Once Entity Framework was released few months ago, the first question in my mind was: why Microsoft released a new version of EF6 when the main new branch is EF Core?
What the necessity that force the team to release a new version could be?
Well, EF 6.2 contains a bunch of new improvements, for example now we are able to use the DbFunctions.Like() in our LINQ query, that will be translated to the SQL LIKE.
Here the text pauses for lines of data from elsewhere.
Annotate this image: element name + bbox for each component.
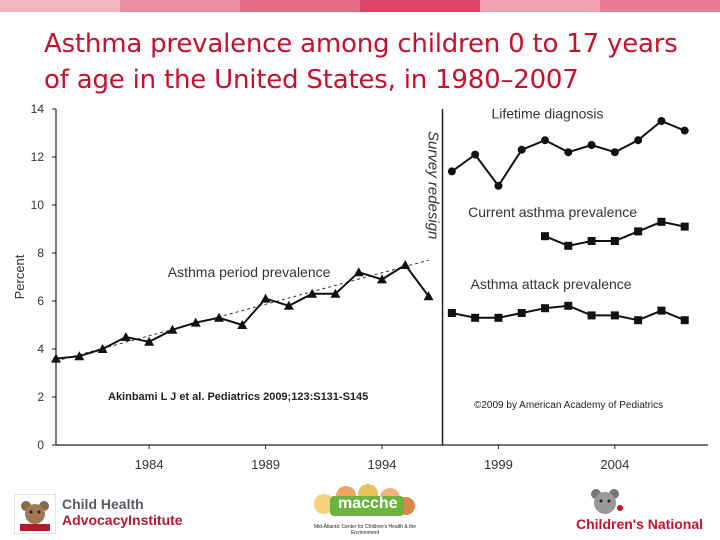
child-health-advocacy-logo[interactable]: Child Health AdvocacyInstitute [13,493,214,535]
data-point [494,181,503,190]
x-tick-label: 1994 [368,457,397,472]
y-tick-label: 12 [31,150,45,164]
data-point [564,301,573,310]
accent-bar [0,0,720,12]
y-tick-label: 0 [37,438,44,452]
x-tick-label: 1989 [251,457,280,472]
axes: 0 2 4 6 8 10 12 14 1984 1989 1994 1999 2004 Percent [12,102,708,472]
data-point [541,232,549,241]
data-point [517,309,526,317]
chart-frame: 0 2 4 6 8 10 12 14 1984 1989 1994 1999 2004 Percent S… [0,95,720,485]
labels-layer: Survey redesign Asthma period prevalence L… [108,106,663,411]
data-point [657,117,666,125]
data-point [423,291,434,301]
data-point [447,167,456,176]
children-faces-icon [314,484,415,516]
data-point [471,150,480,159]
data-point [97,344,108,353]
y-tick-label: 8 [37,246,44,260]
data-point [610,311,619,320]
data-point [167,324,178,334]
data-point [587,311,596,320]
data-point [541,136,549,145]
data-point [214,312,224,322]
data-point [237,320,248,329]
data-point [400,260,411,269]
macche-text: macche [338,495,398,512]
data-point [564,148,573,157]
data-point [51,353,61,363]
y-axis-label: Percent [12,254,27,299]
data-point [541,304,549,313]
bear-icon [591,489,623,514]
survey-redesign-label: Survey redesign [425,131,442,239]
childrens-national-text: Children's National [576,516,704,532]
chart-background [0,95,720,485]
data-point [587,237,596,245]
data-point [657,306,666,315]
data-point [634,227,643,236]
data-point [657,217,666,226]
data-point [680,316,689,325]
y-tick-label: 4 [37,342,44,356]
data-point [377,274,387,284]
data-point [610,148,619,157]
data-point [471,313,480,322]
x-tick-label: 1999 [484,457,513,472]
data-point [74,351,85,361]
series-label: Lifetime diagnosis [491,106,603,122]
macche-logo[interactable]: macche Mid-Atlantic Center for Children'… [300,484,430,538]
data-point [494,313,503,322]
data-point [307,288,318,298]
citation-annotation: Akinbami L J et al. Pediatrics 2009;123:… [108,391,368,403]
slide-title: Asthma prevalence among children 0 to 17… [44,29,678,95]
data-point [634,316,643,325]
data-point [680,126,689,135]
data-point [120,332,131,341]
series-label: Current asthma prevalence [468,204,637,220]
macche-subtitle: Mid-Atlantic Center for Children's Healt… [313,524,417,536]
data-point [680,222,689,231]
series-layer [51,117,689,363]
data-point [610,237,619,245]
data-point [190,317,201,327]
asthma-chart: 0 2 4 6 8 10 12 14 1984 1989 1994 1999 2004 Percent S… [0,95,720,485]
advocacy-institute-text: AdvocacyInstitute [62,512,183,528]
trend-line [55,259,429,362]
data-point [564,241,573,250]
x-tick-label: 1984 [135,457,164,472]
y-tick-label: 2 [37,390,44,404]
data-point [353,267,364,277]
teddy-bear-icon [13,493,57,535]
data-point [283,300,294,310]
series-label: Asthma attack prevalence [470,276,631,292]
x-tick-label: 2004 [600,457,629,472]
y-tick-label: 10 [31,198,45,212]
data-point [447,309,456,317]
data-point [260,293,271,303]
data-point [634,136,643,145]
copyright-annotation: ©2009 by American Academy of Pediatrics [474,400,663,411]
data-point [330,288,341,298]
child-health-text: Child Health [62,496,144,512]
series-label: Asthma period prevalence [168,264,331,280]
y-tick-label: 14 [31,102,45,116]
y-tick-label: 6 [37,294,44,308]
data-point [517,145,526,154]
childrens-national-logo[interactable]: Children's National [576,488,716,534]
data-point [587,141,596,149]
footer: Child Health AdvocacyInstitute macche Mi… [0,480,720,540]
data-point [144,336,155,346]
But in my opinion, the principal enhancement is the startup time speedup, reached through the generation of a persistent cache of the code first models; this feature has been implemented by providing a specific configuration of the DbContext, that once enabled will save the serialized models in a local edmx file, that will be used by the framework at the startup.
Configuration
The configuration is very simple and consists to create a new class in the same assembly of the context, derive the new base class DbConfiguration and define the edmx location in the class constructor:
public class CoreContextConfiguration : DbConfiguration { public CoreContextConfiguration() : base() { var modelStoreDir = AppDomain.CurrentDomain.BaseDirectory + @"\edmx\"; if (!Directory.Exists(modelStoreDir)) Directory.CreateDirectory(modelStoreDir); this.SetModelStore(new DefaultDbModelStore(modelStoreDir)); } }
In the first row I retrieve the base assembly directory and I append the edmx path.
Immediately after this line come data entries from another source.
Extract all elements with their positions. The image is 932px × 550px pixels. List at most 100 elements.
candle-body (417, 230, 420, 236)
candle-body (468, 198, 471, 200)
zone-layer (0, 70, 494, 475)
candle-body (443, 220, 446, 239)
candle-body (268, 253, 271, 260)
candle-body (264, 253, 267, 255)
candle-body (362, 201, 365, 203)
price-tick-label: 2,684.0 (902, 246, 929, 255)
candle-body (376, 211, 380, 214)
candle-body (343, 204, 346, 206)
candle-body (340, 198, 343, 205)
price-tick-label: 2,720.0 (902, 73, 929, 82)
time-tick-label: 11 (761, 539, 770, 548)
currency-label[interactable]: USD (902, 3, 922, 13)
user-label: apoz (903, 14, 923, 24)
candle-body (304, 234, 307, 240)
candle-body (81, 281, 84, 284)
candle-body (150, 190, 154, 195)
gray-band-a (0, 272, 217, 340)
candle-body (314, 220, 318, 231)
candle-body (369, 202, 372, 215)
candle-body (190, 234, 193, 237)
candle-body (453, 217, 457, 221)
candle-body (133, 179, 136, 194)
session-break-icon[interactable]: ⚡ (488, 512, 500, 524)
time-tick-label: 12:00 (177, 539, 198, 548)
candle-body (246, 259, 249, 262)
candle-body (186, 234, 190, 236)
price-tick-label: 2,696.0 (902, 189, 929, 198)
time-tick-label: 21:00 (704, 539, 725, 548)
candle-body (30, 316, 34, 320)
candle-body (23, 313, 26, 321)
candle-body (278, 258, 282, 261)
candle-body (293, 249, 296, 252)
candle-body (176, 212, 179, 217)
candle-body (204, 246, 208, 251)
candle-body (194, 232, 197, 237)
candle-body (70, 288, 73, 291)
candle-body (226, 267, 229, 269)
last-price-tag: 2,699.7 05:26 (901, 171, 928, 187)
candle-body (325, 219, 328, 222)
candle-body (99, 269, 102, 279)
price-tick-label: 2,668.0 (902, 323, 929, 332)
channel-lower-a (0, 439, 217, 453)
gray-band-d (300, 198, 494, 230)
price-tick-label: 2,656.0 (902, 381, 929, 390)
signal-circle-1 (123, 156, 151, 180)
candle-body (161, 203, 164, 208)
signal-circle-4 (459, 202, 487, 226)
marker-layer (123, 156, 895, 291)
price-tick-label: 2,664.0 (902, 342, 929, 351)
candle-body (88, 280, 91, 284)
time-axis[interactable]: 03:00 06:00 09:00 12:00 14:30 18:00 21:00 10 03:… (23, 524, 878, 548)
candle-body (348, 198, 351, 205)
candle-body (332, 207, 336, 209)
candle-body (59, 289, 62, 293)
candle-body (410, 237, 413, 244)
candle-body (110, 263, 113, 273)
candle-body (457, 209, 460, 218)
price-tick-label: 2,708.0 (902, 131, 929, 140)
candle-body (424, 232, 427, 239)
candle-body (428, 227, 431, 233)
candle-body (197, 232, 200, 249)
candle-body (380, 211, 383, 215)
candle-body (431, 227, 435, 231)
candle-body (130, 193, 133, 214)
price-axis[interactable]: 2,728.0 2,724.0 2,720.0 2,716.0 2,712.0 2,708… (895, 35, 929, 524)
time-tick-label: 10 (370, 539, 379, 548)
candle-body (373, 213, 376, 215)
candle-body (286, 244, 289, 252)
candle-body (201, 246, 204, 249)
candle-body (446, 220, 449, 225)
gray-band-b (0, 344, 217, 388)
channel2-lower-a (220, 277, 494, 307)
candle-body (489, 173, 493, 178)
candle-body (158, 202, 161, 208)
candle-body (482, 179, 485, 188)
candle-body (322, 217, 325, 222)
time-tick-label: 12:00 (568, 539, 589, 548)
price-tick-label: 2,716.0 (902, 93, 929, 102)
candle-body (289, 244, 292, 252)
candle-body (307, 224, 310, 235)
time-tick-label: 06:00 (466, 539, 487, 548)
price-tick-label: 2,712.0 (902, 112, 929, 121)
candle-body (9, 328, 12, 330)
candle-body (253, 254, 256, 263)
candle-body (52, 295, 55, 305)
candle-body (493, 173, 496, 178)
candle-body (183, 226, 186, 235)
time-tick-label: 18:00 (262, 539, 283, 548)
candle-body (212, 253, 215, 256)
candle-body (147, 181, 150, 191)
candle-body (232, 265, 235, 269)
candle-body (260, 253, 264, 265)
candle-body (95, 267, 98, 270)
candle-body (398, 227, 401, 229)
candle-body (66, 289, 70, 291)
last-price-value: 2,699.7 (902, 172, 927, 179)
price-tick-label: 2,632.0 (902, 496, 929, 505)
Then I check if the directory exists, otherwise I create it.
The last step is set the context model store with a new object of type DefaultModelStore, instantiated with the parameter of the edmx path.
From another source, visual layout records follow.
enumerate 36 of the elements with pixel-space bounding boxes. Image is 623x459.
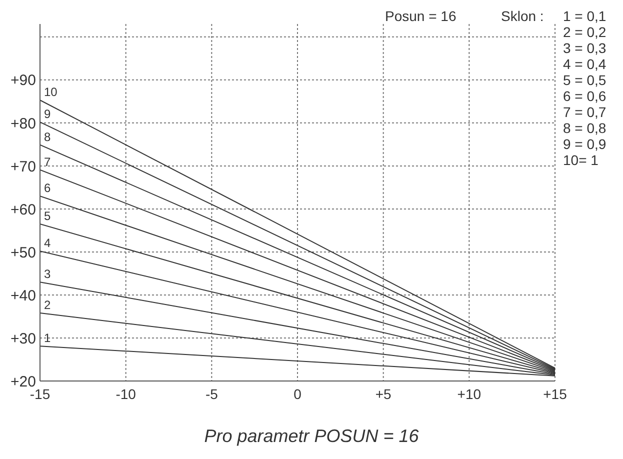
text: 3 = 0,3 <box>563 40 606 56</box>
text: 8 = 0,8 <box>563 120 606 136</box>
series-label: 4 <box>44 236 51 250</box>
text: 10= 1 <box>563 152 600 168</box>
text: Sklon : <box>501 8 544 24</box>
series-label: 9 <box>44 107 51 122</box>
x-tick-label: 0 <box>294 386 302 402</box>
y-tick-label: +70 <box>10 158 36 176</box>
text: 2 = 0,2 <box>563 24 606 40</box>
y-tick-label: +60 <box>10 201 36 218</box>
series-label: 3 <box>44 267 51 282</box>
series-label: 6 <box>44 181 51 196</box>
series-label: 1 <box>44 331 51 346</box>
x-tick-label: +15 <box>543 386 568 402</box>
series-label: 10 <box>44 85 58 100</box>
text: 4 = 0,4 <box>563 56 606 72</box>
y-tick-label: +30 <box>10 330 36 348</box>
series-label: 2 <box>44 298 51 312</box>
x-tick-label: -10 <box>116 386 136 402</box>
x-tick-label: -5 <box>205 386 218 402</box>
series-label: 8 <box>44 130 51 144</box>
y-tick-label: +50 <box>10 244 36 262</box>
text: 5 = 0,5 <box>563 72 606 88</box>
y-tick-label: +40 <box>10 287 36 304</box>
text: 1 = 0,1 <box>563 8 606 24</box>
y-tick-label: +80 <box>10 115 36 132</box>
text: 9 = 0,9 <box>563 136 606 152</box>
text: Pro parametr POSUN = 16 <box>203 426 420 447</box>
text: 7 = 0,7 <box>563 104 606 120</box>
text: Posun = 16 <box>385 8 456 24</box>
series-label: 7 <box>44 154 51 169</box>
x-tick-label: +10 <box>457 386 482 402</box>
x-tick-label: +5 <box>375 386 392 402</box>
series-label: 5 <box>44 209 51 224</box>
y-tick-label: +90 <box>10 72 36 90</box>
text: 6 = 0,6 <box>563 88 606 104</box>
After that my configuration is ready and I can check that the edmx file is generated with a test method.
Test
I create a new class library and I implement a simple test method:
[TestFixture] public class ContextTest { [Test] public async Task CreateBlogs() { using (var db = new CoreContext()) { for (int i = 0; i < 1000; i++) { var blog = new Blog() { Name = "Test" }; db.Blogs.Add(blog); } await db.SaveChangesAsync(); } } }
After running the method, if my configuration is good, I’ll find the edmx file in my assembly directory:
Performance improvements
The startup time is always been the main defect of Entity Framework.
With this improvement, just to get an idea, we can refer to the link of the GitHub issue referenced above; with a context of over than 600 models, the startup time is dropped from 12/14 seconds to 2 seconds….
We are talking about completely different performance, even because this is one of the main reasons that a new version of EF6 was released.